My world jostled and shifted. Then, I was looking up past the steering wheel to my father's face. Mother rummaged through the purse resting at her feet. She found an orange bottle and rattled the pills inside before taking one.

“Shit, honey. When did you start the Librium again?” Father's beard frowned.

A bit of ash fell off the end of his cigarette and landed in a soft, sooty pile on my cheek, right below my eye. Nobody noticed but me.

“It's not the Librium. This is Valium. It's better,” she said. “I'll be fine. If I have to dine in the food court at the mall with all the other moms for the next eighteen years, I'll be fine.”
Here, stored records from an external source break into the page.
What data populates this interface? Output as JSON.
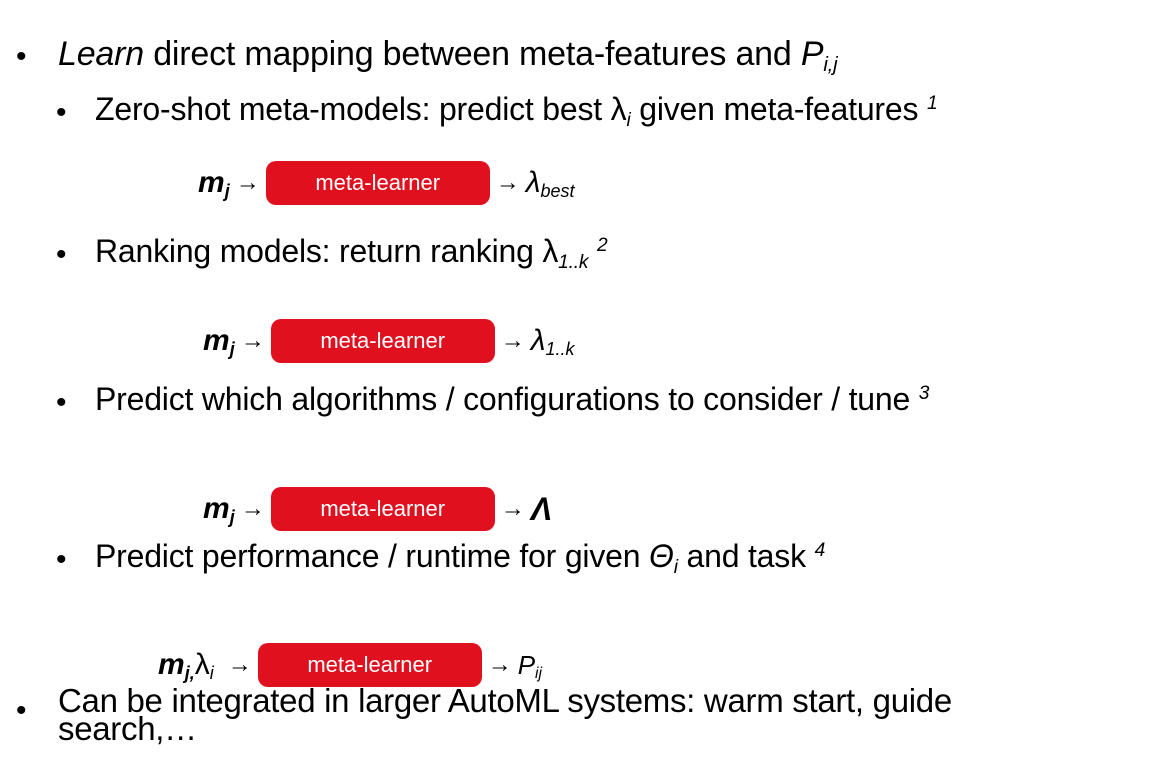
{
  "slide": {
    "b1": {
      "word_italic": "Learn",
      "text": " direct mapping between meta-features and ",
      "var": "P",
      "sub": "i,j"
    },
    "s1": {
      "text": "Zero-shot meta-models: predict best λ",
      "sub": "i",
      "text2": " given meta-features ",
      "sup": "1"
    },
    "d1": {
      "input": "m",
      "input_sub": "j",
      "arrow_in": "→",
      "box": "meta-learner",
      "arrow_out": "→",
      "output": "λ",
      "output_sub": "best"
    },
    "s2": {
      "text": "Ranking models: return ranking λ",
      "sub": "1..k",
      "sup": "2"
    },
    "d2": {
      "input": "m",
      "input_sub": "j",
      "arrow_in": "→",
      "box": "meta-learner",
      "arrow_out": "→",
      "output": "λ",
      "output_sub": "1..k"
    },
    "s3": {
      "text": "Predict which algorithms / configurations to consider / tune ",
      "sup": "3"
    },
    "d3": {
      "input": "m",
      "input_sub": "j",
      "arrow_in": "→",
      "box": "meta-learner",
      "arrow_out": "→",
      "output": "Λ"
    },
    "s4": {
      "text": "Predict performance / runtime for given ",
      "var": "Θ",
      "sub": "i",
      "text2": " and task ",
      "sup": "4"
    },
    "d4": {
      "input": "m",
      "input_sub": "j,",
      "input2": " λ",
      "input2_sub": "i",
      "arrow_in": "→",
      "box": "meta-learner",
      "arrow_out": "→",
      "output": "P",
      "output_sub": "ij"
    },
    "b2": {
      "line1": "Can be integrated in larger AutoML systems: warm start, guide",
      "line2": "search,…"
    },
    "bullet": "•"
  }
}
Silence followed the sound of Mother putting the rattling bottle back into her purse. A pudding-brained instinct made me giggle, kick my feet and reach for the rattling noise. This bothersome reaction would persist for a while before evolving through several stages including the instinctive giggle-kick-reach that comics and ice cream would bring out, and later, tree forts, homemade bike jumps, and drum kits, and later still BMX bikes and covert porno-magazine glances in the alley on the way home from school, and finally the boobs and butts of the real thing.
 

It's all instinct.

It happens.

Can't fight it.

CHAPTER 3

 

Bagged—Champion Sports Rhino Skin® Style

 
 

Leonard laughed.
 

The veins in his neck sticking out told me it was a real hard laugh, one of those grab-your-knees-and-squat-a-bit-because-you-may-just-piss-yourself-you're-laughing-so-hard kind of laughs. Then he squeaked, a long high-pitched siren noise. It was one of those squeaks that came from laughing so hard he couldn't control the flow of oxygen because he was busy trying to breathe and not throw up at the same time.